Cannon visits remote “ice camp” to back Arctic sovereignty efforts

Borden Island outpost mapping seafloor for territorial claim

By NUNATSIAQ NEWS

It’s one of the most remote parts of the country, but it could be the key to a massive Arctic territorial claim by Canada.

Foreign Affairs minister Lawrence Cannon travelled this week to the High Arctic to visit an “ice camp” on the remote Borden Island, which straddles the Nunavut-Northwest territories border.

There, a team of scientists is using remote-controlled underwater vehicles to study the Arctic seafloor. Canada will the use the data to bolster its claims to extended undersea territory in the Arctic Ocean in a submission to the UN Commission on the Limits of the Continental Shelf planned for December 2013.

“At some point, there will be another line on the map of Canada showing the outer limits of the extended continental shelf.
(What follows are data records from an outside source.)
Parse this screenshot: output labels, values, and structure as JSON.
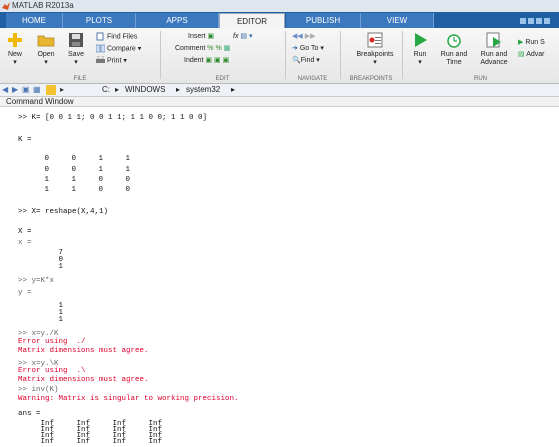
{
  "window": {
    "title": "MATLAB R2013a"
  },
  "tabs": [
    {
      "label": "HOME"
    },
    {
      "label": "PLOTS"
    },
    {
      "label": "APPS"
    },
    {
      "label": "EDITOR"
    },
    {
      "label": "PUBLISH"
    },
    {
      "label": "VIEW"
    }
  ],
  "ribbon": {
    "file": {
      "label": "FILE",
      "new": "New",
      "open": "Open",
      "save": "Save",
      "find_files": "Find Files",
      "compare": "Compare",
      "print": "Print"
    },
    "edit": {
      "label": "EDIT",
      "insert": "Insert",
      "comment": "Comment",
      "indent": "Indent",
      "fx": "fx"
    },
    "navigate": {
      "label": "NAVIGATE",
      "goto": "Go To",
      "find": "Find"
    },
    "breakpoints": {
      "label": "BREAKPOINTS",
      "button": "Breakpoints"
    },
    "run": {
      "label": "RUN",
      "run": "Run",
      "run_time": "Run and Time",
      "run_advance": "Run and Advance",
      "run_section": "Run S",
      "advance": "Advar"
    }
  },
  "path": {
    "drive": "C:",
    "folder1": "WINDOWS",
    "folder2": "system32",
    "sep": "▸"
  },
  "command_window": {
    "title": "Command Window",
    "lines": [
      ">> K= [0 0 1 1; 0 0 1 1; 1 1 0 0; 1 1 0 0]",
      "K =",
      "     0     0     1     1",
      "     0     0     1     1",
      "     1     1     0     0",
      "     1     1     0     0",
      ">> X= reshape(X,4,1)",
      "X =",
      "x =",
      "         7",
      "         0",
      "         1",
      ">> y=K*x",
      "y =",
      "         1",
      "         1",
      "         1",
      ">> x=y./K",
      "Error using  ./",
      "Matrix dimensions must agree.",
      ">> x=y.\\K",
      "Error using  .\\",
      "Matrix dimensions must agree.",
      ">> inv(K)",
      "Warning: Matrix is singular to working precision.",
      "ans =",
      "     Inf     Inf     Inf     Inf",
      "     Inf     Inf     Inf     Inf",
      "     Inf     Inf     Inf     Inf",
      "     Inf     Inf     Inf     Inf"
    ]
  },
  "colors": {
    "accent": "#1f5fa3",
    "error": "#e0002a"
  }
}
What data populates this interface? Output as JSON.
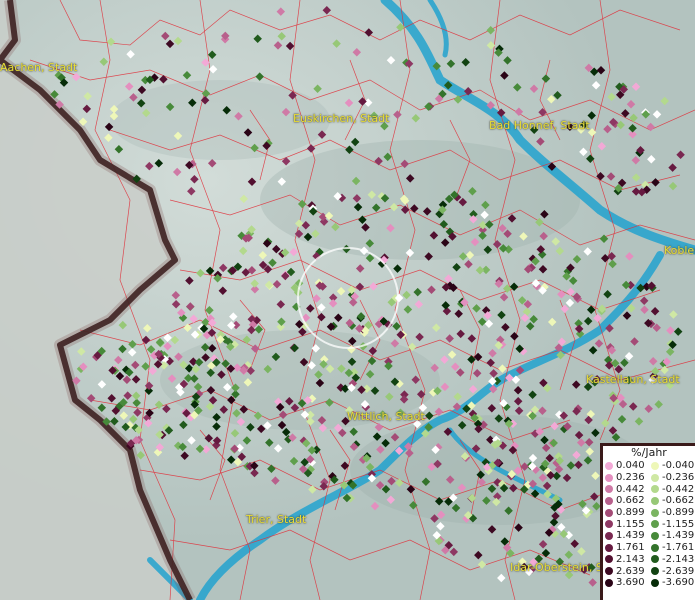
{
  "map": {
    "places": [
      {
        "id": "aachen",
        "label": "Aachen, Stadt"
      },
      {
        "id": "euskirchen",
        "label": "Euskirchen, Stadt"
      },
      {
        "id": "badhonnef",
        "label": "Bad Honnef, Stadt"
      },
      {
        "id": "koblenz",
        "label": "Koblen"
      },
      {
        "id": "kastellaun",
        "label": "Kastellaun, Stadt"
      },
      {
        "id": "wittlich",
        "label": "Wittlich, Stadt"
      },
      {
        "id": "trier",
        "label": "Trier, Stadt"
      },
      {
        "id": "idaroberstein",
        "label": "Idar-Oberstein, St"
      }
    ],
    "colors": {
      "terrain": "#b9c7c3",
      "boundaries": "#e0303a",
      "border": "#2a1414",
      "water": "#23a3cf",
      "highlight_circle": "#ffffff"
    }
  },
  "legend": {
    "title": "%/Jahr",
    "positive": [
      {
        "value": "0.040",
        "color": "#f2a9d6"
      },
      {
        "value": "0.236",
        "color": "#e48fbf"
      },
      {
        "value": "0.442",
        "color": "#cf7aa6"
      },
      {
        "value": "0.662",
        "color": "#b8608c"
      },
      {
        "value": "0.899",
        "color": "#a44b76"
      },
      {
        "value": "1.155",
        "color": "#8e3863"
      },
      {
        "value": "1.439",
        "color": "#7a2851"
      },
      {
        "value": "1.761",
        "color": "#661a40"
      },
      {
        "value": "2.143",
        "color": "#521030"
      },
      {
        "value": "2.639",
        "color": "#3d0922"
      },
      {
        "value": "3.690",
        "color": "#2a0416"
      }
    ],
    "negative": [
      {
        "value": "-0.040",
        "color": "#eef7b8"
      },
      {
        "value": "-0.236",
        "color": "#cfe8a4"
      },
      {
        "value": "-0.442",
        "color": "#b3d98d"
      },
      {
        "value": "-0.662",
        "color": "#97c877"
      },
      {
        "value": "-0.899",
        "color": "#7bb562"
      },
      {
        "value": "-1.155",
        "color": "#5f9f4c"
      },
      {
        "value": "-1.439",
        "color": "#478a3a"
      },
      {
        "value": "-1.761",
        "color": "#33732b"
      },
      {
        "value": "-2.143",
        "color": "#215b1d"
      },
      {
        "value": "-2.639",
        "color": "#124312"
      },
      {
        "value": "-3.690",
        "color": "#062c08"
      }
    ]
  }
}
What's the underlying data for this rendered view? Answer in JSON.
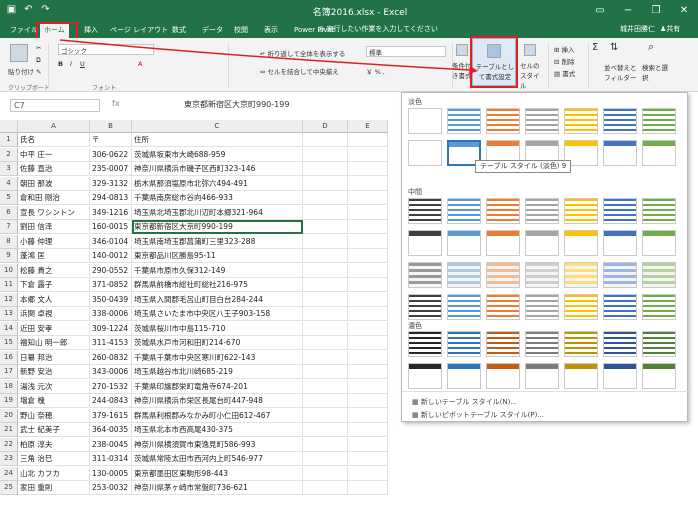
{
  "window": {
    "title": "名簿2016.xlsx - Excel",
    "user": "城井田勝仁",
    "share": "共有"
  },
  "tabs": [
    {
      "label": "ファイル"
    },
    {
      "label": "ホーム"
    },
    {
      "label": "挿入"
    },
    {
      "label": "ページ レイアウト"
    },
    {
      "label": "数式"
    },
    {
      "label": "データ"
    },
    {
      "label": "校閲"
    },
    {
      "label": "表示"
    },
    {
      "label": "Power Pivot"
    }
  ],
  "tellme": "実行したい作業を入力してください",
  "ribbon": {
    "paste": "貼り付け",
    "font": "ゴシック",
    "wrap_text": "折り返して全体を表示する",
    "number_format": "標準",
    "merge_center": "セルを結合して中央揃え",
    "cond_format": "条件付き書式",
    "format_as_table": "テーブルとして書式設定",
    "cell_styles": "セルのスタイル",
    "insert": "挿入",
    "delete": "削除",
    "format": "書式",
    "sort_filter": "並べ替えとフィルター",
    "find_select": "検索と選択",
    "group_clipboard": "クリップボード",
    "group_font": "フォント"
  },
  "formula_bar": {
    "name_box": "C7",
    "fx": "fx",
    "content": "東京都新宿区大京町990-199"
  },
  "grid": {
    "columns": [
      "A",
      "B",
      "C",
      "D",
      "E"
    ],
    "rows": [
      [
        "氏名",
        "〒",
        "住所"
      ],
      [
        "中平 庄一",
        "306-0622",
        "茨城県坂東市大崎688-959"
      ],
      [
        "佐藤 直治",
        "235-0007",
        "神奈川県横浜市磯子区西町323-146"
      ],
      [
        "朝田 那波",
        "329-3132",
        "栃木県那須塩原市北弥六494-491"
      ],
      [
        "倉和田 剛治",
        "294-0813",
        "千葉県南房総市谷向466-933"
      ],
      [
        "宣長 ワシントン",
        "349-1216",
        "埼玉県北埼玉郡北川辺町本郷321-964"
      ],
      [
        "劉田 信泽",
        "160-0015",
        "東京都新宿区大京町990-199"
      ],
      [
        "小藤 仲理",
        "346-0104",
        "埼玉県南埼玉郡菖蒲町三里323-288"
      ],
      [
        "蓬鴻 匡",
        "140-0012",
        "東京都品川区勝島95-11"
      ],
      [
        "松藤 貴之",
        "290-0552",
        "千葉県市原市久保312-149"
      ],
      [
        "下倉 露子",
        "371-0852",
        "群馬県前橋市総社町総社216-975"
      ],
      [
        "本郷 文人",
        "350-0439",
        "埼玉県入間郡毛呂山町目白台284-244"
      ],
      [
        "浜関 卓視",
        "338-0006",
        "埼玉県さいたま市中央区八王子903-158"
      ],
      [
        "近田 安孝",
        "309-1224",
        "茨城県桜川市中島115-710"
      ],
      [
        "福知山 明一郎",
        "311-4153",
        "茨城県水戸市河和田町214-670"
      ],
      [
        "日纂 邦治",
        "260-0832",
        "千葉県千葉市中央区寒川町622-143"
      ],
      [
        "新野 安治",
        "343-0006",
        "埼玉県越谷市北川崎685-219"
      ],
      [
        "湯浅 元次",
        "270-1532",
        "千葉県印旛郡栄町竜角寺674-201"
      ],
      [
        "増倉 槐",
        "244-0843",
        "神奈川県横浜市栄区長尾台町447-948"
      ],
      [
        "野山 奈穂",
        "379-1615",
        "群馬県利根郡みなかみ町小仁田612-467"
      ],
      [
        "武士 紀美子",
        "364-0035",
        "埼玉県北本市西高尾430-375"
      ],
      [
        "柏原 淳夫",
        "238-0045",
        "神奈川県横須賀市東逸見町586-993"
      ],
      [
        "三角 治巳",
        "311-0314",
        "茨城県常陸太田市西河内上町546-977"
      ],
      [
        "山北 カフカ",
        "130-0005",
        "東京都墨田区東駒形98-443"
      ],
      [
        "家田 重則",
        "253-0032",
        "神奈川県茅ヶ崎市常盤町736-621"
      ]
    ]
  },
  "gallery": {
    "light": "淡色",
    "medium": "中間",
    "dark": "濃色",
    "tooltip": "テーブル スタイル (淡色) 9",
    "new_table_style": "新しいテーブル スタイル(N)...",
    "new_pivot_style": "新しいピボットテーブル スタイル(P)...",
    "light_colors": [
      "#ffffff",
      "#5b9bd5",
      "#ed7d31",
      "#a5a5a5",
      "#ffc000",
      "#4472c4",
      "#70ad47"
    ],
    "medium_colors": [
      "#404040",
      "#5b9bd5",
      "#ed7d31",
      "#a5a5a5",
      "#ffc000",
      "#4472c4",
      "#70ad47"
    ],
    "dark_colors": [
      "#262626",
      "#2e75b6",
      "#c55a11",
      "#7b7b7b",
      "#bf9000",
      "#2f5597",
      "#548235"
    ]
  }
}
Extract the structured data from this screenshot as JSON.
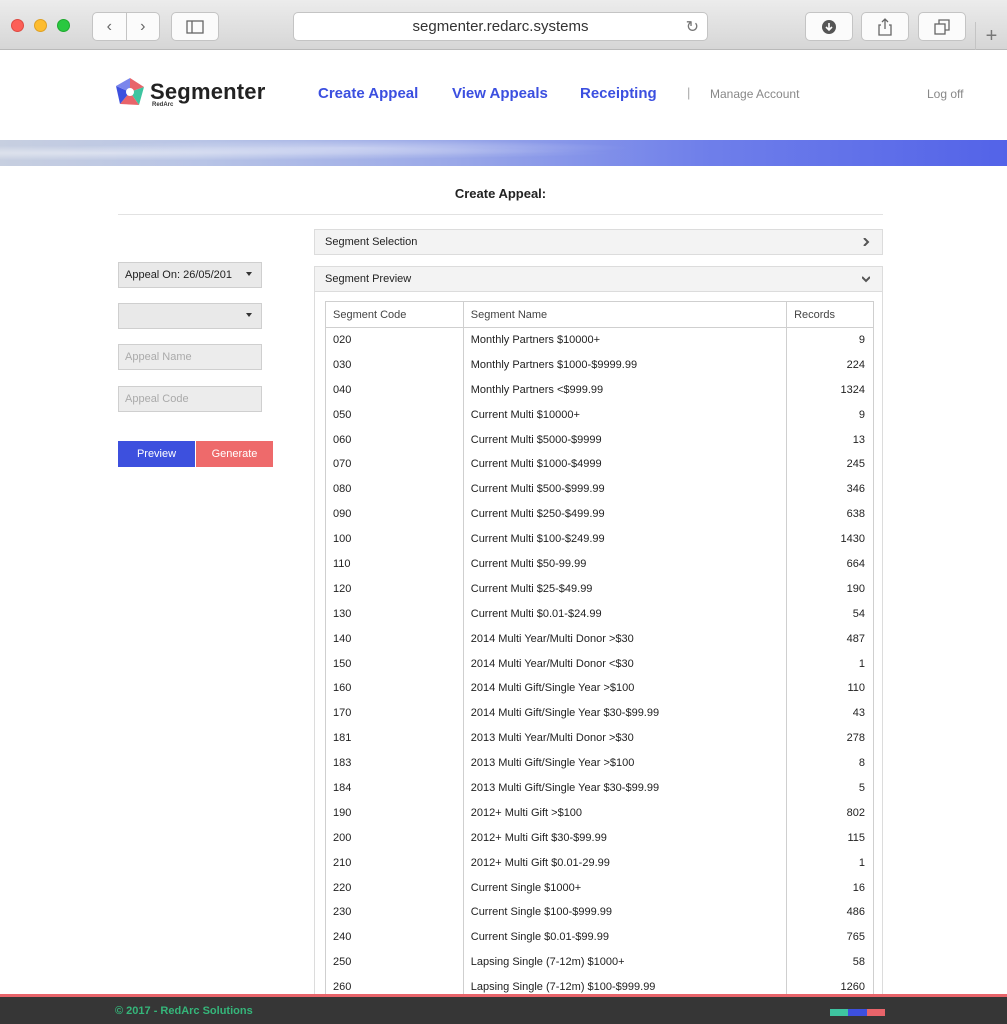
{
  "browser": {
    "url": "segmenter.redarc.systems",
    "colors": {
      "close": "#fc5f57",
      "minimize": "#fdbc2e",
      "zoom": "#29c840"
    }
  },
  "header": {
    "brand": "Segmenter",
    "brand_sub": "RedArc",
    "nav": {
      "create": "Create Appeal",
      "view": "View Appeals",
      "receipting": "Receipting",
      "separator": "|",
      "manage": "Manage Account",
      "logoff": "Log off"
    },
    "accent": "#3b4fe0"
  },
  "page": {
    "title": "Create Appeal:"
  },
  "form": {
    "appeal_on": "Appeal On: 26/05/201",
    "second_select": "",
    "appeal_name_placeholder": "Appeal Name",
    "appeal_code_placeholder": "Appeal Code",
    "preview_label": "Preview",
    "generate_label": "Generate",
    "preview_color": "#3d50de",
    "generate_color": "#ee6a6b"
  },
  "panels": {
    "selection_title": "Segment Selection",
    "preview_title": "Segment Preview"
  },
  "table": {
    "headers": [
      "Segment Code",
      "Segment Name",
      "Records"
    ],
    "rows": [
      [
        "020",
        "Monthly Partners $10000+",
        "9"
      ],
      [
        "030",
        "Monthly Partners $1000-$9999.99",
        "224"
      ],
      [
        "040",
        "Monthly Partners <$999.99",
        "1324"
      ],
      [
        "050",
        "Current Multi $10000+",
        "9"
      ],
      [
        "060",
        "Current Multi $5000-$9999",
        "13"
      ],
      [
        "070",
        "Current Multi $1000-$4999",
        "245"
      ],
      [
        "080",
        "Current Multi $500-$999.99",
        "346"
      ],
      [
        "090",
        "Current Multi $250-$499.99",
        "638"
      ],
      [
        "100",
        "Current Multi $100-$249.99",
        "1430"
      ],
      [
        "110",
        "Current Multi $50-99.99",
        "664"
      ],
      [
        "120",
        "Current Multi $25-$49.99",
        "190"
      ],
      [
        "130",
        "Current Multi $0.01-$24.99",
        "54"
      ],
      [
        "140",
        "2014 Multi Year/Multi Donor >$30",
        "487"
      ],
      [
        "150",
        "2014 Multi Year/Multi Donor <$30",
        "1"
      ],
      [
        "160",
        "2014 Multi Gift/Single Year >$100",
        "110"
      ],
      [
        "170",
        "2014 Multi Gift/Single Year $30-$99.99",
        "43"
      ],
      [
        "181",
        "2013 Multi Year/Multi Donor >$30",
        "278"
      ],
      [
        "183",
        "2013 Multi Gift/Single Year >$100",
        "8"
      ],
      [
        "184",
        "2013 Multi Gift/Single Year $30-$99.99",
        "5"
      ],
      [
        "190",
        "2012+ Multi Gift >$100",
        "802"
      ],
      [
        "200",
        "2012+ Multi Gift $30-$99.99",
        "115"
      ],
      [
        "210",
        "2012+ Multi Gift $0.01-29.99",
        "1"
      ],
      [
        "220",
        "Current Single $1000+",
        "16"
      ],
      [
        "230",
        "Current Single $100-$999.99",
        "486"
      ],
      [
        "240",
        "Current Single $0.01-$99.99",
        "765"
      ],
      [
        "250",
        "Lapsing Single (7-12m) $1000+",
        "58"
      ],
      [
        "260",
        "Lapsing Single (7-12m) $100-$999.99",
        "1260"
      ]
    ]
  },
  "footer": {
    "copyright": "© 2017 - RedArc Solutions",
    "bar_colors": [
      "#3ec4a0",
      "#3d50de",
      "#e8646a"
    ]
  }
}
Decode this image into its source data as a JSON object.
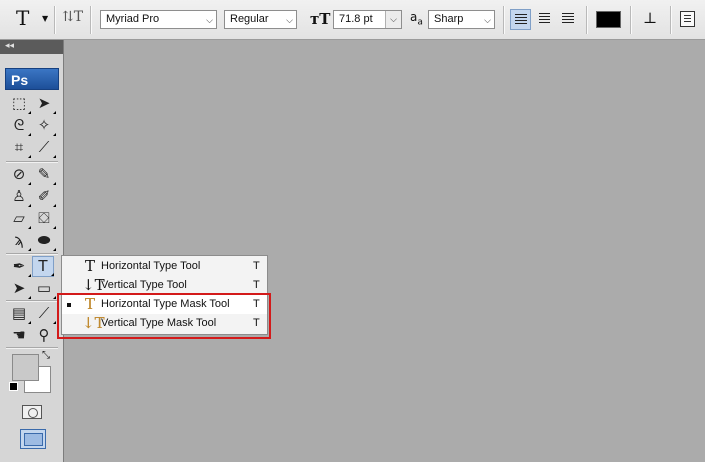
{
  "options_bar": {
    "tool_preset_icon": "T",
    "orientation_icon": "text-orientation-icon",
    "font_family": "Myriad Pro",
    "font_style": "Regular",
    "font_size": "71.8 pt",
    "antialias_label": "a",
    "antialias_sub": "a",
    "antialias": "Sharp",
    "alignment": [
      "left",
      "center",
      "right"
    ],
    "active_alignment": "left",
    "text_color": "#000000"
  },
  "toolbox": {
    "logo": "Ps",
    "foreground_color": "#c9c9c9",
    "background_color": "#ffffff"
  },
  "flyout": {
    "items": [
      {
        "icon": "T",
        "label": "Horizontal Type Tool",
        "shortcut": "T",
        "selected": false
      },
      {
        "icon": "T",
        "label": "Vertical Type Tool",
        "shortcut": "T",
        "selected": false
      },
      {
        "icon": "T",
        "label": "Horizontal Type Mask Tool",
        "shortcut": "T",
        "selected": true
      },
      {
        "icon": "T",
        "label": "Vertical Type Mask Tool",
        "shortcut": "T",
        "selected": false
      }
    ]
  },
  "canvas": {
    "background": "#ababab"
  },
  "highlight_color": "#d31a1a"
}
The staff of the Borden Island camp are among those who will have helped to put that new line on the map,” Cannon said in a statement.

Arctic countries are scrambling to assemble evidence for their claims in order to stake out control over chunks of Arctic Ocean seafloor, which are thought to be rich with oil and natural gas.

The camp is a joint operation of the Geographic Survey of Canada, the Canadian Hydrographic Service, Defence Research and Development Canada and the Canadian Ice Service.

Canada and Russia both continue to map the sea floor of the Arctic Ocean as part of bids to increase their offshore territory in the region.

The RIA Novosti news service reported last week that Russia will spend around $50 million US this year on continental shelf mapping projects.